Workshop
Workshop on Video Large Language Models
Mubarak Shah · Larry S. Davis · Rene Vidal · Son Dinh Tran · Angela Yao · Salman Khan · Rita Cucchiara · Cees G. M. Snoek · Christoph Feichtenhofer · Chang Xu · Jayakrishnan Unnikrishnan · Afshin Dehghan · Mamshad Nayeem Rizve · Rohit Gupta · Swetha Sirnam · Ashmal Vayani · Omkar Thawakar · Muhammad Uzair Khattak · Dmitry Demidov
Grand A1
Wed 11 Jun, 2 p.m.
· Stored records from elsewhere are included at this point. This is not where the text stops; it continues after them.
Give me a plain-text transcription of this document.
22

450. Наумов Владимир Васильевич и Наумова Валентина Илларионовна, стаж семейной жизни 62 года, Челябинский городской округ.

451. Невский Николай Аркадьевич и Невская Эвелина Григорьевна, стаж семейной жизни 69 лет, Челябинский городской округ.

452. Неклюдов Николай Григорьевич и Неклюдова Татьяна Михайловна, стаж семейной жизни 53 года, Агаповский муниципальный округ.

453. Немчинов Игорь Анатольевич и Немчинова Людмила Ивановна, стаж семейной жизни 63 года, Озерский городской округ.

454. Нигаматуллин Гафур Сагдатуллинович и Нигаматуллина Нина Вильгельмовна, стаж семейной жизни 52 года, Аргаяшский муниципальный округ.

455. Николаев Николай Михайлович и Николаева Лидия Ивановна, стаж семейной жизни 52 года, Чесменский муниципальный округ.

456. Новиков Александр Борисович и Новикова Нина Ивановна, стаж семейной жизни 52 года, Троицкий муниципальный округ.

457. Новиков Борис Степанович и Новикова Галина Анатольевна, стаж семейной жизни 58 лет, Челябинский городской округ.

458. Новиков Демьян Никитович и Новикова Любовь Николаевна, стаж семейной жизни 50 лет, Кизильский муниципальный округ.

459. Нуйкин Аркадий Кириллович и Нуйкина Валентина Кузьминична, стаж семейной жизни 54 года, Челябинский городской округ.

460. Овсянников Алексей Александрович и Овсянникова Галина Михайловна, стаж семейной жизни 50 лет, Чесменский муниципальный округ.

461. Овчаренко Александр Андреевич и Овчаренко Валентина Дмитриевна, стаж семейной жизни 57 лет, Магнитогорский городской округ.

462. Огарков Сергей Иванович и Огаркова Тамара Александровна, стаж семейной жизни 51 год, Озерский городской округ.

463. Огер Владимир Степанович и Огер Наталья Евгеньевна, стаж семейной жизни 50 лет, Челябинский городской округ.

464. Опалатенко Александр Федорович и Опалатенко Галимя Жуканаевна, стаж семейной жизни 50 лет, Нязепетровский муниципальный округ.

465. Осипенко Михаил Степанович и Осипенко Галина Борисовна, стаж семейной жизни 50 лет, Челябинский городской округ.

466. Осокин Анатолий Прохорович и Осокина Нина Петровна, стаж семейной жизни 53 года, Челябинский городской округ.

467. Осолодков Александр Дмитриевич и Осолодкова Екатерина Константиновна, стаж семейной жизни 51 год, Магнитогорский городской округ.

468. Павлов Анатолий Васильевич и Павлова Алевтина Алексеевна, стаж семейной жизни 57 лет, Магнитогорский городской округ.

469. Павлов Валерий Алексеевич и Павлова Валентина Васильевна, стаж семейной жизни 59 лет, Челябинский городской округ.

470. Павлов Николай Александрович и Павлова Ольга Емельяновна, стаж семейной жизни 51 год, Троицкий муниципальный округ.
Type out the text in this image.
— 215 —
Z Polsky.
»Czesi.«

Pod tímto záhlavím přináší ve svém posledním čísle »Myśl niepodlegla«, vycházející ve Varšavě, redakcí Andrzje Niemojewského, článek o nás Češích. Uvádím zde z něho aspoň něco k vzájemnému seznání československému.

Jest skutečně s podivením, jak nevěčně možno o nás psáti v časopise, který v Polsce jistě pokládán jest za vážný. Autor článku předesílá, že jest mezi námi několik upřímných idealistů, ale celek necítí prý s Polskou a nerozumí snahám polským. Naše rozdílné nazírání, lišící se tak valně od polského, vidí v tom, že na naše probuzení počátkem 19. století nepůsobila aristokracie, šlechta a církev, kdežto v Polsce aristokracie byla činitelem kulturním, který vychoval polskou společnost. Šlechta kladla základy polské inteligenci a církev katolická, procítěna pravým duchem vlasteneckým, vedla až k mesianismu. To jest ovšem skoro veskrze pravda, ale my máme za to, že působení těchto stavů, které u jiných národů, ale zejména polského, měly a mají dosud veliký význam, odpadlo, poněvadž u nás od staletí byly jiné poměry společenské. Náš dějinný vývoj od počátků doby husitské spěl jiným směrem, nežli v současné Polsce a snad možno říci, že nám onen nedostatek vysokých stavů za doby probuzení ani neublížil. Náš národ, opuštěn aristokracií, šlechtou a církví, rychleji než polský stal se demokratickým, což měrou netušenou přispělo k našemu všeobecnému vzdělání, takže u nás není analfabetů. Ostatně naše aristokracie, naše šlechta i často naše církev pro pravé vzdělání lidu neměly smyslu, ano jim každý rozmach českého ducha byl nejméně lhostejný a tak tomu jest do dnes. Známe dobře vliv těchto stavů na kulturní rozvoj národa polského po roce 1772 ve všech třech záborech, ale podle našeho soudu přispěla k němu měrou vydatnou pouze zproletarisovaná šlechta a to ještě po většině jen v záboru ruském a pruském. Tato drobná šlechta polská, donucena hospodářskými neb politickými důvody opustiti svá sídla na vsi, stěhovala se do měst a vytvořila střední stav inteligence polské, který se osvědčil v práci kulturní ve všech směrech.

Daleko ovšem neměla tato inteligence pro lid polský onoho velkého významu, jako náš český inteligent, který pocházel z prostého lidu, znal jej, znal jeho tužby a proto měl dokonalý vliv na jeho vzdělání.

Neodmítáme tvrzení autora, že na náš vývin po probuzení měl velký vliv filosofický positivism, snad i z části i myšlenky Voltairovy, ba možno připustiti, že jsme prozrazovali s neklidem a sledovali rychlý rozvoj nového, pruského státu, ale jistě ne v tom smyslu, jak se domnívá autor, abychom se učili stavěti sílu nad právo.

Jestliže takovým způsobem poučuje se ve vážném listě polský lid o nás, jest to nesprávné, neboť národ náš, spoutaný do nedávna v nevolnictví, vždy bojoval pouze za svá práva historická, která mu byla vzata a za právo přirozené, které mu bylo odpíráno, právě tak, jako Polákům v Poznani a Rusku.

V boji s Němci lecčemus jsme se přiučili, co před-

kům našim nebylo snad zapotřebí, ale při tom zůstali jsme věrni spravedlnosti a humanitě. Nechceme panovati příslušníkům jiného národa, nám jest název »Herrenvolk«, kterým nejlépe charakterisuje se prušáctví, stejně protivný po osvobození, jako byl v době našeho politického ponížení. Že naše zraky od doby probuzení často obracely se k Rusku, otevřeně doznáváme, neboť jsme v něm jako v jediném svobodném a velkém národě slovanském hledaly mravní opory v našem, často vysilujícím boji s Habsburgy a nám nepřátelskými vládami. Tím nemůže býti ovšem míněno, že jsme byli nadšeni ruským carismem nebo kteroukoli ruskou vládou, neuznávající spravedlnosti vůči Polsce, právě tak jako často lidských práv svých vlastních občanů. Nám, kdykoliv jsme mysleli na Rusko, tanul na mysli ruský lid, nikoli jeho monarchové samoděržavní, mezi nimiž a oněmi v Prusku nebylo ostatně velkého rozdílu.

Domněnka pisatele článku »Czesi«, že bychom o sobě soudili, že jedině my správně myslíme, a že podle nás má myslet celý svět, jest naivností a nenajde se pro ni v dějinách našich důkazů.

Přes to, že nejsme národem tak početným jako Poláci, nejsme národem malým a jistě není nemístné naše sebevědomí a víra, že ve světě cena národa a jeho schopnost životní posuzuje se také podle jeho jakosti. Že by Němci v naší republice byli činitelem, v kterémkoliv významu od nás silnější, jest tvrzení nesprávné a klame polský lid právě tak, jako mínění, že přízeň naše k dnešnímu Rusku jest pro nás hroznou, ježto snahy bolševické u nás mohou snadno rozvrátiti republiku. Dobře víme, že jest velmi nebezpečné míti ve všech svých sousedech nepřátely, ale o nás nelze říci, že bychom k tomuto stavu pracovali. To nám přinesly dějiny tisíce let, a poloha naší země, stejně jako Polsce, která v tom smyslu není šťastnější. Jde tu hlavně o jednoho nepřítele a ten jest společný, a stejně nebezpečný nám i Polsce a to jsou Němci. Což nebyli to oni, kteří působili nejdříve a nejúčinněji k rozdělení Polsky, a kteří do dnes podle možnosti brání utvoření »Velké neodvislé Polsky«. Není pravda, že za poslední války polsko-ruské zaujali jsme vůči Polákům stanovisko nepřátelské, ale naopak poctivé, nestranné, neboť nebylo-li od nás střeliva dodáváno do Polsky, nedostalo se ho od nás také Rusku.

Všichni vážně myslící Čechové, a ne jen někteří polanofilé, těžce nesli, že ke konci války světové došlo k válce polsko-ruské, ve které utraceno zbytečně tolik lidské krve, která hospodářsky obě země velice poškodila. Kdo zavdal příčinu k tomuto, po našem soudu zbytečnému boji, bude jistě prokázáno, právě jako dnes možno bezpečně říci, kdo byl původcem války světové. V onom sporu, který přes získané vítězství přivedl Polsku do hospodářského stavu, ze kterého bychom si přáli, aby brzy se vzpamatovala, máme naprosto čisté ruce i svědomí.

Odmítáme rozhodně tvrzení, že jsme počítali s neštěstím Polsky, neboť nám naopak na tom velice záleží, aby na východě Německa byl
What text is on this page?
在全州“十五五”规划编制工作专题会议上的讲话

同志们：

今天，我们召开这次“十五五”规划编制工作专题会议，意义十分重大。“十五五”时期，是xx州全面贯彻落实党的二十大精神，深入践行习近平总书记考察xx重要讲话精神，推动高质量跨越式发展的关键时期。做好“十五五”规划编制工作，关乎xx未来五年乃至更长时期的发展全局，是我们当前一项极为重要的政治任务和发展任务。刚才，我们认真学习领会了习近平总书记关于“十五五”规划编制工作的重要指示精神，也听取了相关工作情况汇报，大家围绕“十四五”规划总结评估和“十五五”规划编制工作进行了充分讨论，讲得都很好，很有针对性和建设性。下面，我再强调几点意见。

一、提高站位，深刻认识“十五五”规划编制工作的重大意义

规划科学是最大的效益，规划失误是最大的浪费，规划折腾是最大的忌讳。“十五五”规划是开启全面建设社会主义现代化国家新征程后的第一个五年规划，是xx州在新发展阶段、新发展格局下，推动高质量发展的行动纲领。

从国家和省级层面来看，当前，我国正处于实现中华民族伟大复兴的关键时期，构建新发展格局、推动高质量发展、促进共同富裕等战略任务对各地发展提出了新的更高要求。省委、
PDT
Keywords: Foundation models
This workshop will explore the evolution, applications, and challenges of Video Large Language Models (VidLLMs), the latest advancement in multimodal LLMs. It will feature keynote talks from leading researchers, a panel discussion comparing VidLLMs with expert models, and a poster session. The workshop also includes three challenge tracks designed to evaluate VidLLMs' capabilities in compositional video retrieval, complex video reasoning and robustness, and multilingual video reasoning. These tracks aim to address key research areas such as training VidLLMs, their application in specialized computer vision tasks, and the challenges in evaluating their performance. Potential topics for invited papers include VidLLM methods/algorithms, data creation, evaluation and analysis, best practices, applications, and limitations, risks and safety.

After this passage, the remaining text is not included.